In the UK, rivers are becoming more polluted from farms and water company sewer overflows; 84% of rivers have failed to meet government targets concerning ecological standards. The Environment Agency has cut farm inspections by 66% since 2014-15. They failed to enforce rules introduced in 2018 to prevent farmers contaminating rivers with slurry and fertiliser.
The government proposes to strip farmers of subsidies if they continue to pollute rivers. It is a plan to link water quality with payments. It will hit them in the pocket. Brexit i.e. leaving the EU, appears to be the instigator of this change in policy. The agency is being blamed for the deterioration in water quality.
The scheme will replace the European Union’s common agricultural policy which grants British farmers 3 billion annually and which is given on a per acre direct payment basis.
The government is piloting the scheme from 2021 before extending it in late 2024. Paying farmers direct will be phased out over a seven year transition period.
The government wants farmers to take a more responsible approach to the environment and if they’re being paid through taxpayers funds they should be pressured to behave more responsibly. The government does not want to pay money to farmers who are not “delivering baseline environmental outcomes and protection” according to Emma Howard Boyd, the chairman of the Environmental Land Management scheme.

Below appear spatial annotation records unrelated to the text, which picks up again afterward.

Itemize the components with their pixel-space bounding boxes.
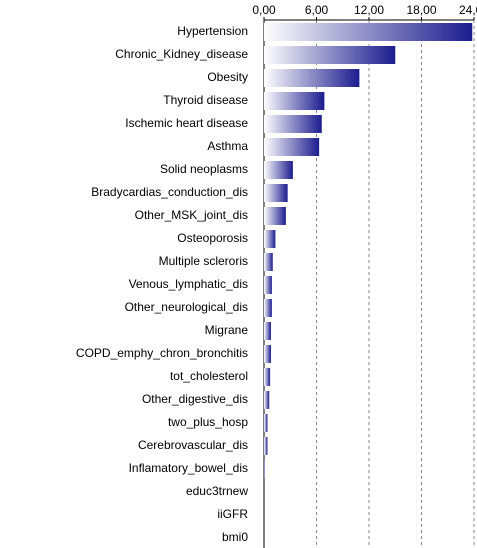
x-tick-label: 18,00 bbox=[406, 3, 436, 17]
y-tick-label: Asthma bbox=[207, 139, 248, 153]
y-tick-label: two_plus_hosp bbox=[168, 415, 248, 429]
y-tick-label: educ3trnew bbox=[186, 484, 248, 498]
y-tick-label: Other_MSK_joint_dis bbox=[135, 208, 248, 222]
x-tick-label: 24,00 bbox=[459, 3, 477, 17]
y-tick-label: Cerebrovascular_dis bbox=[138, 438, 248, 452]
bar bbox=[264, 460, 265, 478]
bar bbox=[264, 345, 271, 363]
y-tick-label: Bradycardias_conduction_dis bbox=[91, 185, 248, 199]
y-tick-label: Inflamatory_bowel_dis bbox=[129, 461, 248, 475]
y-tick-label: Other_digestive_dis bbox=[142, 392, 248, 406]
y-tick-label: tot_cholesterol bbox=[170, 369, 248, 383]
bar bbox=[264, 184, 288, 202]
y-tick-label: Multiple scleroris bbox=[159, 254, 248, 268]
x-tick-label: 6,00 bbox=[305, 3, 329, 17]
bar bbox=[264, 138, 320, 156]
y-tick-label: Ischemic heart disease bbox=[125, 116, 248, 130]
bar bbox=[264, 322, 271, 340]
bar bbox=[264, 437, 268, 455]
y-tick-label: Thyroid disease bbox=[163, 93, 248, 107]
y-tick-label: Migrane bbox=[205, 323, 249, 337]
bar bbox=[264, 253, 273, 271]
bar bbox=[264, 299, 272, 317]
bar bbox=[264, 69, 360, 87]
bar bbox=[264, 276, 272, 294]
y-tick-label: Osteoporosis bbox=[177, 231, 248, 245]
y-tick-label: Obesity bbox=[207, 70, 248, 84]
bar bbox=[264, 161, 293, 179]
bar bbox=[264, 46, 396, 64]
y-tick-label: Chronic_Kidney_disease bbox=[115, 47, 248, 61]
y-tick-label: COPD_emphy_chron_bronchitis bbox=[76, 346, 248, 360]
bar bbox=[264, 115, 322, 133]
y-tick-label: Venous_lymphatic_dis bbox=[129, 277, 248, 291]
bar bbox=[264, 230, 276, 248]
bar bbox=[264, 207, 286, 225]
x-tick-label: 12,00 bbox=[354, 3, 384, 17]
y-tick-label: Other_neurological_dis bbox=[125, 300, 248, 314]
y-tick-label: Hypertension bbox=[177, 24, 248, 38]
y-tick-label: iiGFR bbox=[217, 507, 248, 521]
y-tick-label: bmi0 bbox=[222, 530, 248, 544]
bar bbox=[264, 391, 270, 409]
y-tick-label: Solid neoplasms bbox=[160, 162, 248, 176]
x-tick-label: 0,00 bbox=[252, 3, 276, 17]
bar bbox=[264, 368, 271, 386]
bar bbox=[264, 23, 473, 41]
bar bbox=[264, 92, 325, 110]
bar bbox=[264, 414, 268, 432]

She admitted that the Environment Agency needed to enforce the existing regulations with more commitment. Farm inspections are a third of what they used to be in 2015. When inspected the agency detected a sharp increase in pollution incidents causing environmental damage on farms. Farmers admitted to ignoring the rules because they are not being checked. The Salmon and Trout Conservation, a charity, said that the agency should focus on the existing rules. They don’t need to wait for the scheme to take place.
Stuart Roberts, deputy president of the National Farmers’ Union said that the industry had made great strides in reducing water pollution.
A Times analysis found that there has been a sharp rise in serious breaches of environmental rules designed to protect wildlife from pollution. The Environment Agency regulations are being broken regularly and in greater numbers. Serious breaches of environmental permits in England rose by almost 50% to 988 in 2018.